In the TNG oral history, The Fifty-Year Mission: The Next 25 Years by Mark A. Altman and Edward Gross, Star Trek Generations' filmmakers candidly revealed the behind-the-scenes turmoil involving Leonard Nimoy's cold reception to the film. Generations' co-writer Brannon Braga, who has his own regrets about how the film turned out, recalls, "[The] director... was initially Leonard Nimoy... Nimoy read the script and hated it and felt [the only interesting part] of the script was Data's emotion chip story. By the way, he probably wasn't wrong." TNG and Star Trek Generations producer Rick Berman actually had a falling out over Nimoy over his refusal to direct the film and, as Braga tells it, "they never spoke again. They were both p*ssed at each other."

Nimoy's anger stemmed, in part, from the fact that as the intended director, he wasn't allowed a chance to rewrite Star Trek Generations' screenplay to address his issues. Berman, Braga, and co-writer Ronald D. Moore collaborated on Generations' script and Paramount "loved it" because the writers fulfilled the studio's many edicts as to what needed to be in the film. Only then was it brought to Nimoy, who was not pleased with what he read. Berman diplomatically recalls, "When Leonard read it, he said, 'This needs a page-one rewrite'. I told him [no]... and we parted ways." Berman also admitted, "It was unusual for us to write a script with no director involved at all. Mr. Nimoy is right that he probably should have had a pass at the script."

Nimoy's beef with Star Trek Generations was about its story and characterizations. Nimoy compared Generations to William Shatner's problematic directorial debut, Star Trek V: The Final Frontier, which he preferred: "Bill's picture... had its own built-in problems... which he was never going to be able to surmount. But Generations bothered me. My God, what are they doing? Why that scene? What's this scene about? Where are they going with this? That was the reason I wasn't involved in making it." In addition, Nimoy was dismayed at the way Spock was written in his intended cameo: "There was a character called Spock who had a dozen lines you could easily assign to anyone else, which they did."

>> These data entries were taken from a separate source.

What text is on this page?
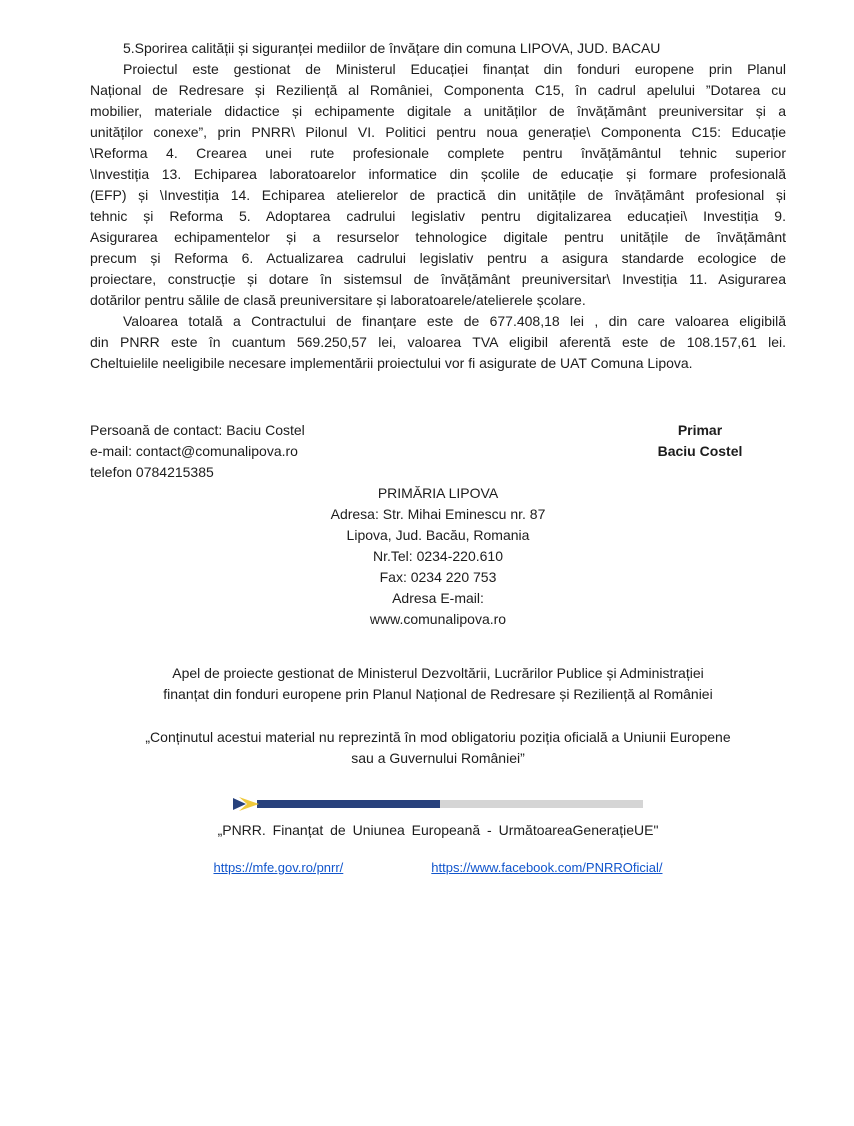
5.Sporirea calității și siguranței mediilor de învățare din comuna LIPOVA, JUD. BACAU
Proiectul este gestionat de Ministerul Educației finanțat din fonduri europene prin Planul
Național de Redresare și Reziliență al României, Componenta C15, în cadrul apelului ”Dotarea cu
mobilier, materiale didactice și echipamente digitale a unităților de învățământ preuniversitar și a
unităților conexe”, prin PNRR\ Pilonul VI. Politici pentru noua generație\ Componenta C15: Educație
\Reforma 4. Crearea unei rute profesionale complete pentru învățământul tehnic superior
\Investiția 13. Echiparea laboratoarelor informatice din școlile de educație și formare profesională
(EFP) și \Investiția 14. Echiparea atelierelor de practică din unitățile de învățământ profesional și
tehnic și Reforma 5. Adoptarea cadrului legislativ pentru digitalizarea educației\ Investiția 9.
Asigurarea echipamentelor și a resurselor tehnologice digitale pentru unitățile de învățământ
precum și Reforma 6. Actualizarea cadrului legislativ pentru a asigura standarde ecologice de
proiectare, construcție și dotare în sistemsul de învățământ preuniversitar\ Investiția 11. Asigurarea
dotărilor pentru sălile de clasă preuniversitare și laboratoarele/atelierele școlare.
Valoarea totală a Contractului de finanțare este de 677.408,18 lei , din care valoarea eligibilă
din PNRR este în cuantum 569.250,57 lei, valoarea TVA eligibil aferentă este de 108.157,61 lei.
Cheltuielile neeligibile necesare implementării proiectului vor fi asigurate de UAT Comuna Lipova.
Persoană de contact: Baciu Costel
e-mail: contact@comunalipova.ro
telefon 0784215385
Primar
Baciu Costel
PRIMĂRIA LIPOVA
Adresa: Str. Mihai Eminescu nr. 87
Lipova, Jud. Bacău, Romania
Nr.Tel: 0234-220.610
Fax: 0234 220 753
Adresa E-mail:
www.comunalipova.ro
Apel de proiecte gestionat de Ministerul Dezvoltării, Lucrărilor Publice și Administrației
finanțat din fonduri europene prin Planul Național de Redresare și Reziliență al României
„Conținutul acestui material nu reprezintă în mod obligatoriu poziția oficială a Uniunii Europene
sau a Guvernului României”
„PNRR. Finanțat de Uniunea Europeană - UrmătoareaGenerațieUE"
https://mfe.gov.ro/pnrr/	https://www.facebook.com/PNRROficial/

Finally, Nimoy saw Star Trek Generations as less of a true film but more as a marketing gimmick by Paramount: "Star Trek seven was a media event. Generations... two captains meet at the Nexus. Okay. Something to sell. And they sold very hard on it... But I don't think the picture was very good." It's a bit shocking to understand the extent to which Nimoy disliked Star Trek Generations but he did return to the franchise to reprise Spock in J.J. Abrams' Star Trek 2009. As for Leonard Nimoy's final thoughts on Star Trek Generations, the late actor-director succinctly summed it up: "My feeling about Generations is very negative."